Here's a working example:

The discipline isn't the No. It's the named person empowered to say No, the condition that would change it, and the visibility at the moment the temptation arrives. Without those three things, every entry is a wish.

Where the list has to live

In the same system as the Do list. Not in a separate doc. Not in a pinned Slack post that nobody scrolls back to. Not in a quarterly planning Notion page that gets forgotten by week three.

If your strategic priorities live in one tool and your "explicitly not doing" lives in another, the second one will quietly disappear by week four. The reason is mechanical, not human: nothing in the workflow references the Do-Not list at the moment of choice, so the moment of choice happens without it. The opportunity arrives, the team weighs it on its own merits, and the merits always look good in isolation. That's the whole problem with strategy — every individual exception is defensible. Only the pattern is fatal.

How to know it's working

Two signals, both uncomfortable. The first: somebody important is annoyed. If nobody in the leadership team has been mildly insulted by an entry on the Do-Not list, the list isn't doing anything. Real focus has casualties. The second: at least one tempting opportunity got refused with a one-line reference to the list, by someone other than the CEO. That's the test of whether the who can say no column is real.

If neither of those things has happened by week six, the list is decorative. Rewrite it.

The Vindaris view

A strategy that only describes what you're doing is half a strategy. The other half is the explicit, written, owned, dated list of things you are deliberately not funding this quarter — with names attached and re-entry conditions defined.
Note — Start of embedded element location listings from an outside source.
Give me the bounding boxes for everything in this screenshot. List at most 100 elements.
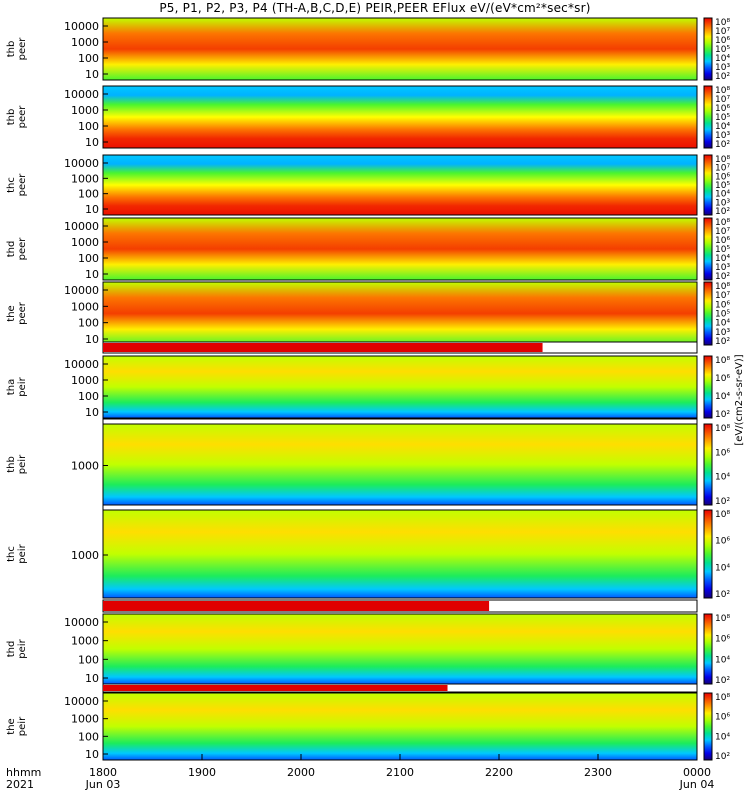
colorbar xyxy=(703,509,713,599)
y-tick-label: 1000 xyxy=(71,236,99,249)
colorbar-unit-label: [eV/(cm2-s-sr-eV)] xyxy=(734,354,745,445)
colorbar-tick-label: 10⁶ xyxy=(715,374,730,384)
panel-label: peer xyxy=(17,173,28,197)
colorbar-tick-label: 10² xyxy=(715,337,730,347)
colorbar-tick-label: 10⁸ xyxy=(715,614,730,624)
y-tick-label: 10000 xyxy=(64,20,99,33)
panel-frame xyxy=(102,355,698,419)
colorbar xyxy=(703,613,713,685)
colorbar-tick-label: 10⁷ xyxy=(715,291,730,301)
colorbar-tick-label: 10⁴ xyxy=(715,655,730,665)
panel-label: thb xyxy=(6,456,17,473)
colorbar-tick-label: 10⁴ xyxy=(715,473,730,483)
y-tick-label: 10000 xyxy=(64,88,99,101)
colorbar-tick-label: 10⁴ xyxy=(715,254,730,264)
colorbar-tick-label: 10³ xyxy=(715,63,730,73)
colorbar-tick-label: 10⁵ xyxy=(715,245,730,255)
colorbar-tick-label: 10⁶ xyxy=(715,537,730,547)
panel-label: thd xyxy=(6,241,17,258)
y-tick-label: 1000 xyxy=(71,172,99,185)
panel-frame xyxy=(102,217,698,281)
colorbar-tick-label: 10³ xyxy=(715,328,730,338)
spectrogram-panel-9 xyxy=(103,614,697,684)
panel-label: thc xyxy=(6,546,17,562)
panel-label: peer xyxy=(17,237,28,261)
spectrogram-panel-4 xyxy=(103,218,697,280)
colorbar-tick-label: 10³ xyxy=(715,263,730,273)
y-tick-label: 10 xyxy=(85,268,99,281)
x-tick-label: 2100 xyxy=(386,766,414,779)
x-tick-label: 2000 xyxy=(287,766,315,779)
y-tick-label: 1000 xyxy=(71,460,99,473)
colorbar-tick-label: 10⁶ xyxy=(715,448,730,458)
y-tick-label: 10000 xyxy=(64,695,99,708)
colorbar xyxy=(703,692,713,761)
panel-frame xyxy=(102,154,698,216)
chart-title: P5, P1, P2, P3, P4 (TH-A,B,C,D,E) PEIR,P… xyxy=(159,1,591,15)
panel-frame xyxy=(102,85,698,149)
colorbar-tick-label: 10⁷ xyxy=(715,164,730,174)
colorbar-tick-label: 10⁴ xyxy=(715,563,730,573)
colorbar-tick-label: 10⁴ xyxy=(715,190,730,200)
colorbar-tick-label: 10⁸ xyxy=(715,510,730,520)
x-tick-date: Jun 03 xyxy=(85,778,121,791)
colorbar-tick-label: 10⁷ xyxy=(715,227,730,237)
panel-7: thb peir 1000 10² 10⁴ 10⁶ 10⁸ xyxy=(6,418,730,507)
panel-label: thc xyxy=(6,177,17,193)
y-tick-label: 10 xyxy=(85,748,99,761)
colorbar-tick-label: 10⁴ xyxy=(715,392,730,402)
colorbar-tick-label: 10² xyxy=(715,676,730,686)
x-tick-date: Jun 04 xyxy=(679,778,715,791)
colorbar-tick-label: 10⁶ xyxy=(715,300,730,310)
y-tick-label: 1000 xyxy=(71,635,99,648)
y-tick-label: 1000 xyxy=(71,36,99,49)
panel-label: thd xyxy=(6,641,17,658)
colorbar-tick-label: 10² xyxy=(715,410,730,420)
panel-9: thd peir 10 100 1000 10000 10² 10⁴ 10⁶ 10⁸ xyxy=(6,599,730,686)
panel-label: peir xyxy=(17,638,28,658)
y-tick-label: 10000 xyxy=(64,284,99,297)
panel-label: thb xyxy=(6,109,17,126)
y-tick-label: 100 xyxy=(78,52,99,65)
spectrogram-panel-5 xyxy=(103,282,697,345)
panel-3: thc peer 10 100 1000 10000 10²10³10⁴10⁵10⁶10⁷1… xyxy=(6,154,730,217)
y-tick-label: 10 xyxy=(85,406,99,419)
y-tick-label: 1000 xyxy=(71,300,99,313)
flag-segment xyxy=(103,343,543,352)
y-tick-label: 1000 xyxy=(71,374,99,387)
panel-frame xyxy=(102,17,698,81)
colorbar-tick-label: 10⁶ xyxy=(715,172,730,182)
panel-label: thb xyxy=(6,41,17,58)
y-tick-label: 10 xyxy=(85,672,99,685)
y-tick-label: 10000 xyxy=(64,616,99,629)
spectrogram-panel-10 xyxy=(103,693,697,760)
spectrogram-panel-7 xyxy=(103,424,697,505)
y-tick-label: 10000 xyxy=(64,220,99,233)
x-tick-label: 2200 xyxy=(485,766,513,779)
y-tick-label: 1000 xyxy=(71,104,99,117)
colorbar-tick-label: 10⁸ xyxy=(715,155,730,165)
x-axis-corner-label: 2021 xyxy=(6,778,34,791)
flag-segment xyxy=(103,685,448,691)
panels-group: thb peer1010010001000010²10³10⁴10⁵10⁶10⁷1… xyxy=(6,17,745,762)
spectrogram-panel-2 xyxy=(103,86,697,148)
x-tick-label: 2300 xyxy=(584,766,612,779)
panel-label: peir xyxy=(17,716,28,736)
colorbar-tick-label: 10⁶ xyxy=(715,635,730,645)
colorbar-tick-label: 10⁷ xyxy=(715,27,730,37)
panel-4: thd peer 10 100 1000 10000 10²10³10⁴10⁵10⁶10⁷1… xyxy=(6,217,730,282)
colorbar xyxy=(703,355,713,419)
colorbar-tick-label: 10² xyxy=(715,72,730,82)
spectrogram-panel-8 xyxy=(103,510,697,598)
y-tick-label: 10 xyxy=(85,333,99,346)
colorbar-tick-label: 10⁷ xyxy=(715,95,730,105)
x-tick-label: 0000 xyxy=(683,766,711,779)
panel-label: peer xyxy=(17,301,28,325)
y-tick-label: 100 xyxy=(78,317,99,330)
colorbar-tick-label: 10⁶ xyxy=(715,36,730,46)
y-tick-label: 100 xyxy=(78,653,99,666)
y-tick-label: 1000 xyxy=(71,549,99,562)
colorbar-tick-label: 10⁶ xyxy=(715,104,730,114)
colorbar-tick-label: 10⁸ xyxy=(715,693,730,703)
y-tick-label: 10 xyxy=(85,136,99,149)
Without both halves, "focus" is a sentiment expressed at an offsite, not an operating decision the company makes on Tuesday at 3pm when the opportunity arrives.

The Do-Not list is the cheapest, hardest artefact in strategic planning. Cheap because it costs nothing to write. Hard because it requires a leadership team to publicly commit to disappointing people. The companies that pull it off are the ones that recognise the second part is the actual work.